On se souvient encore de la présentation en grande pompe des batteries Tesla 4680 – un nouveau type de cellules plus denses et surtout pouvant servir d’élément structurel pour placer plus de ces cellules dans les véhicules. De quoi faire augmenter drastiquement l’autonomie.
Or, cette innovation se heurte pour l’instant à un compromis de taille – ou plutôt de matériaux. Il reste en effet difficile de concilier densité énergétique et solidité structurelle avec les batteries spécialement conçues pour cela, et disponibles à l’heure actuelle.
Les voitures électriques mais aussi les avions pourraient bénéficier de cette technologie
C’est dans ce contexte que l’on apprend l’arrivée prochaine de batteries du même genre, c’est à dire structurelles, mais basées sur de la fibre de carbone. L’invention est le fruit de la firme Sinodus, elle-même liée à l’Université de Technologie de Chalmer (États-Unis).

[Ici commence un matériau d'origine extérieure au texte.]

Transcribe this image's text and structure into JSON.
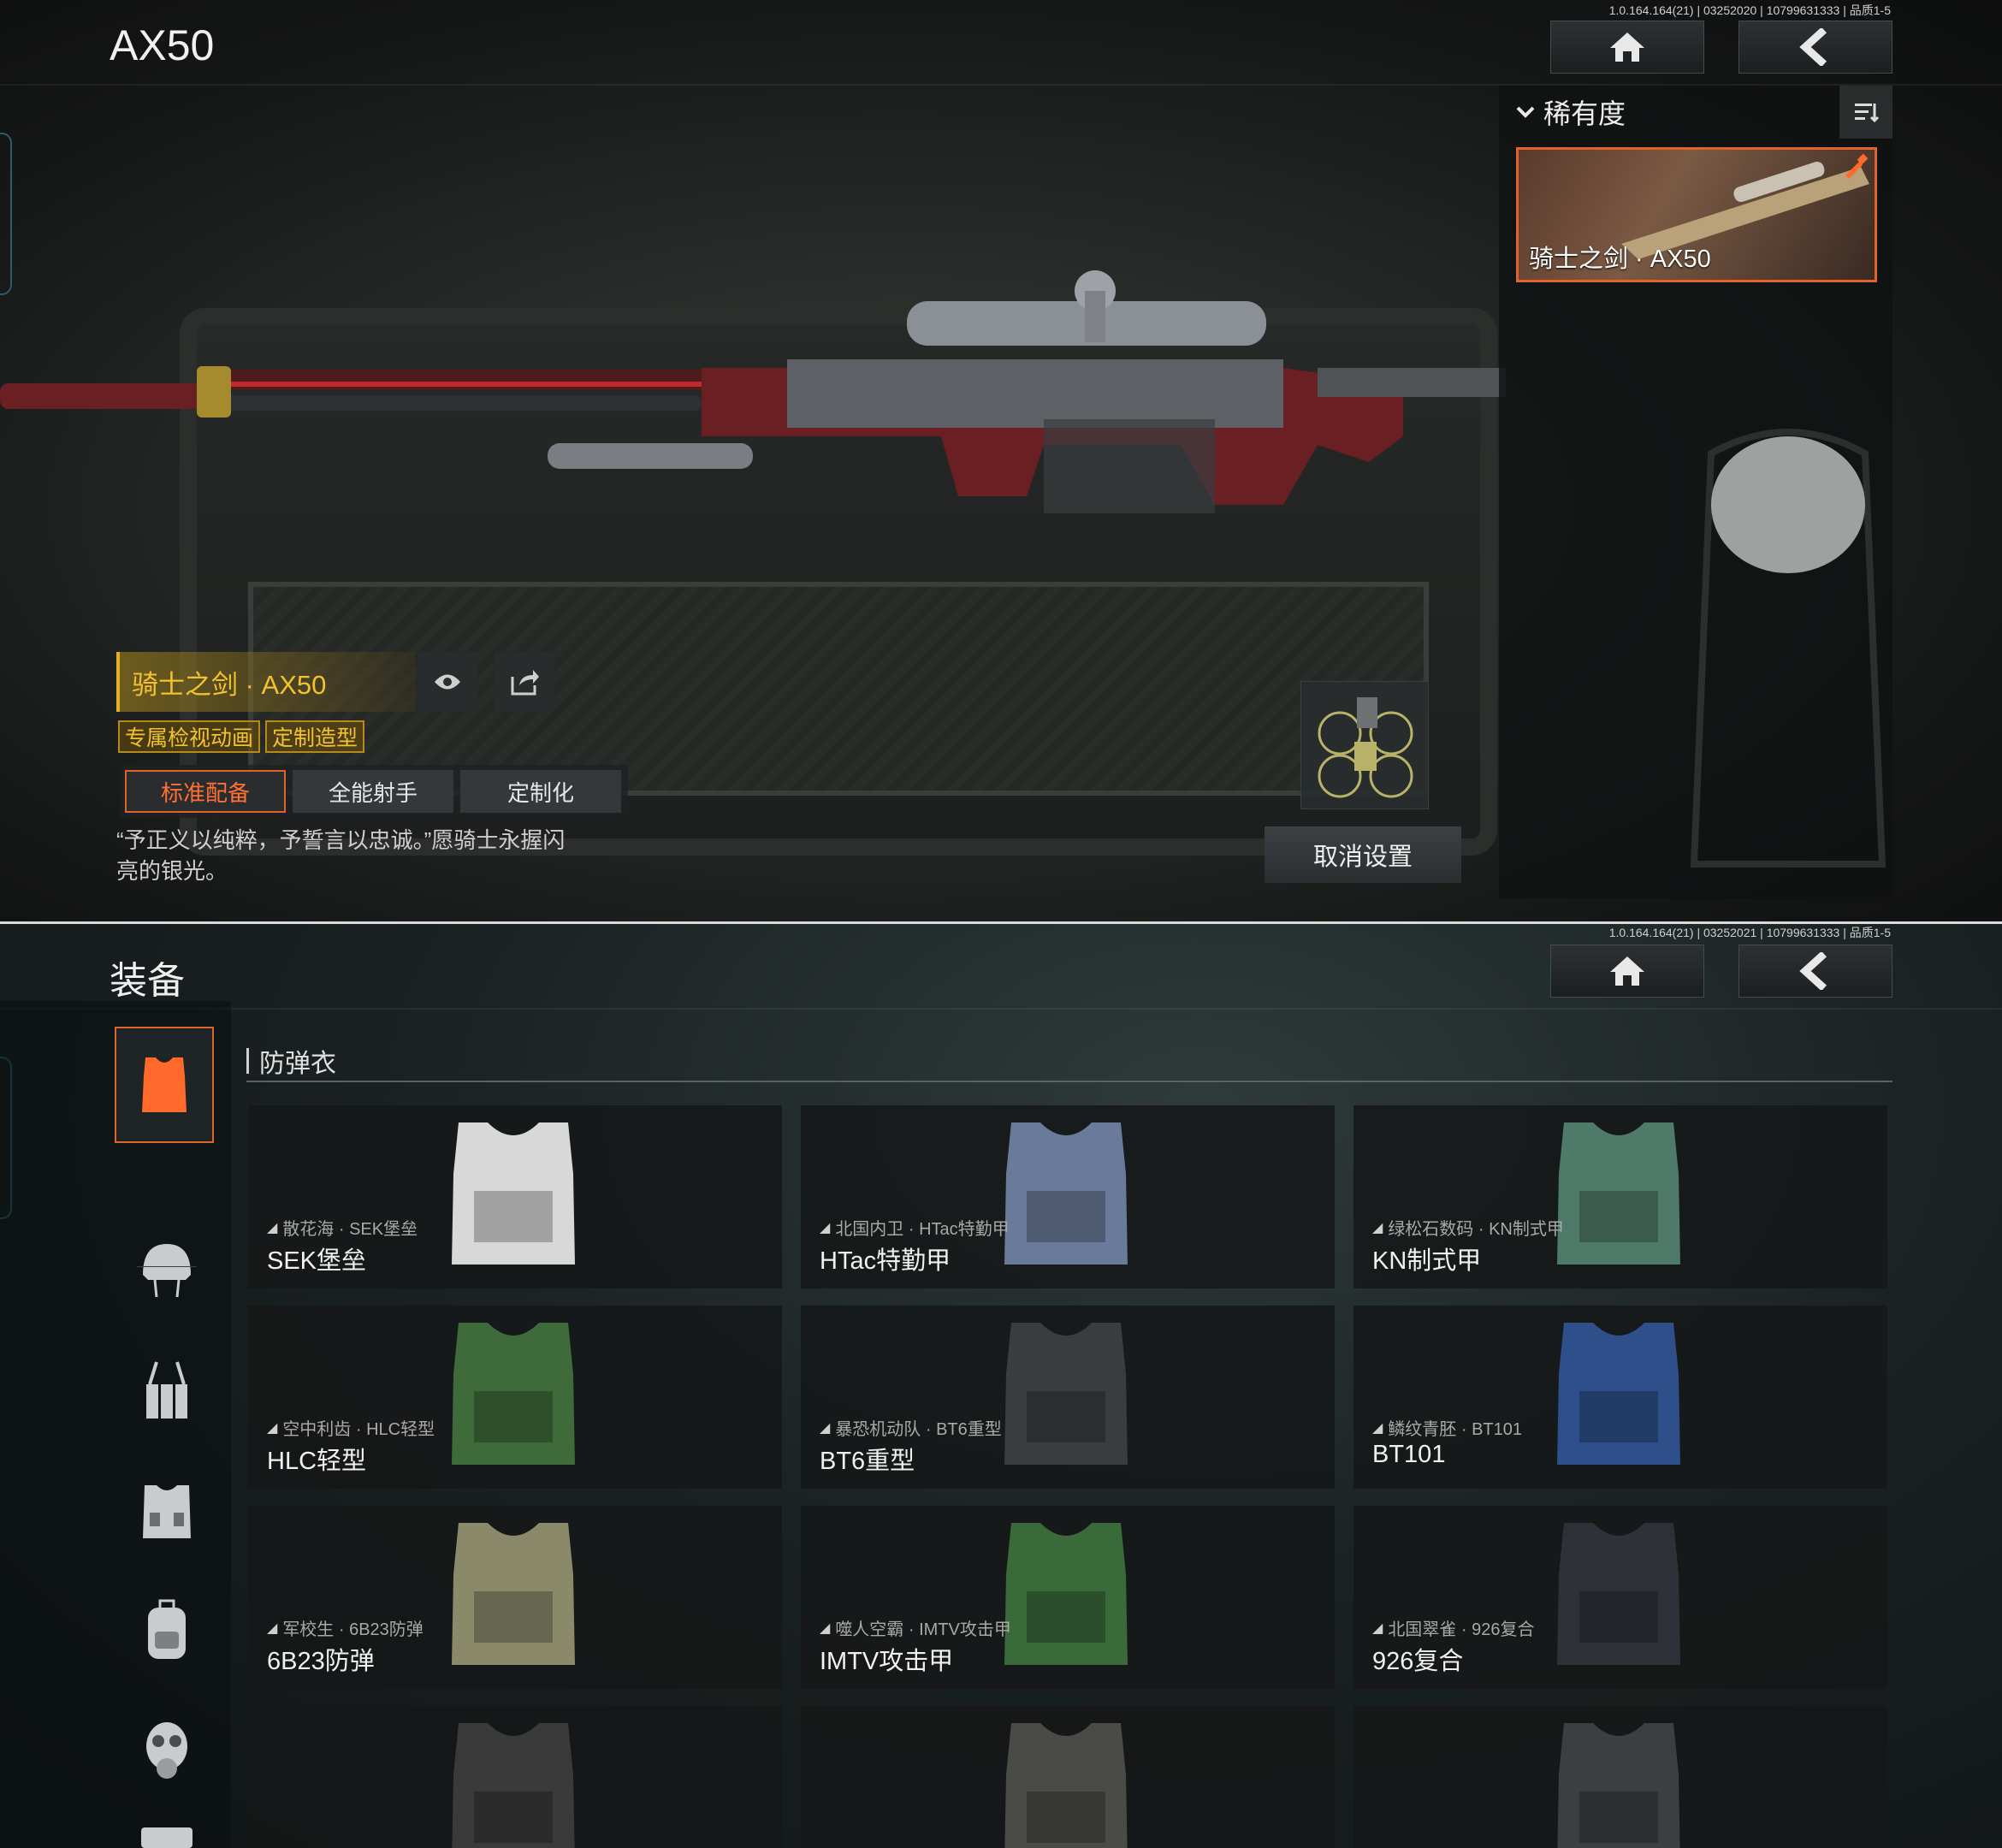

Soulignons que ses capacités sont à ce stade essentiellement théoriques : la firme n’a démontré pour l’instant que des applications dans des appareils de faible puissance. Mais très concrètement, ces batteries ont l’avantage de pouvoir jouer à la fois sur le poids et la résistance structurelle.
Ce qui pourrait permettre à densité énergétique égale de réduire le poids des véhicules de 50%. Cela peut paraître anecdotique, mais cette réduction de poids peut permettre une augmentation significative de l’autonomie des voitures électriques.
Mais ce n’est pas tout : ce type de batteries pourraient également être l’innovation qui manque à l’aviation électrique. Pour l’heure, en effet, remplacer l’énergie du kérozène par autre chose relève d’un véritable défi.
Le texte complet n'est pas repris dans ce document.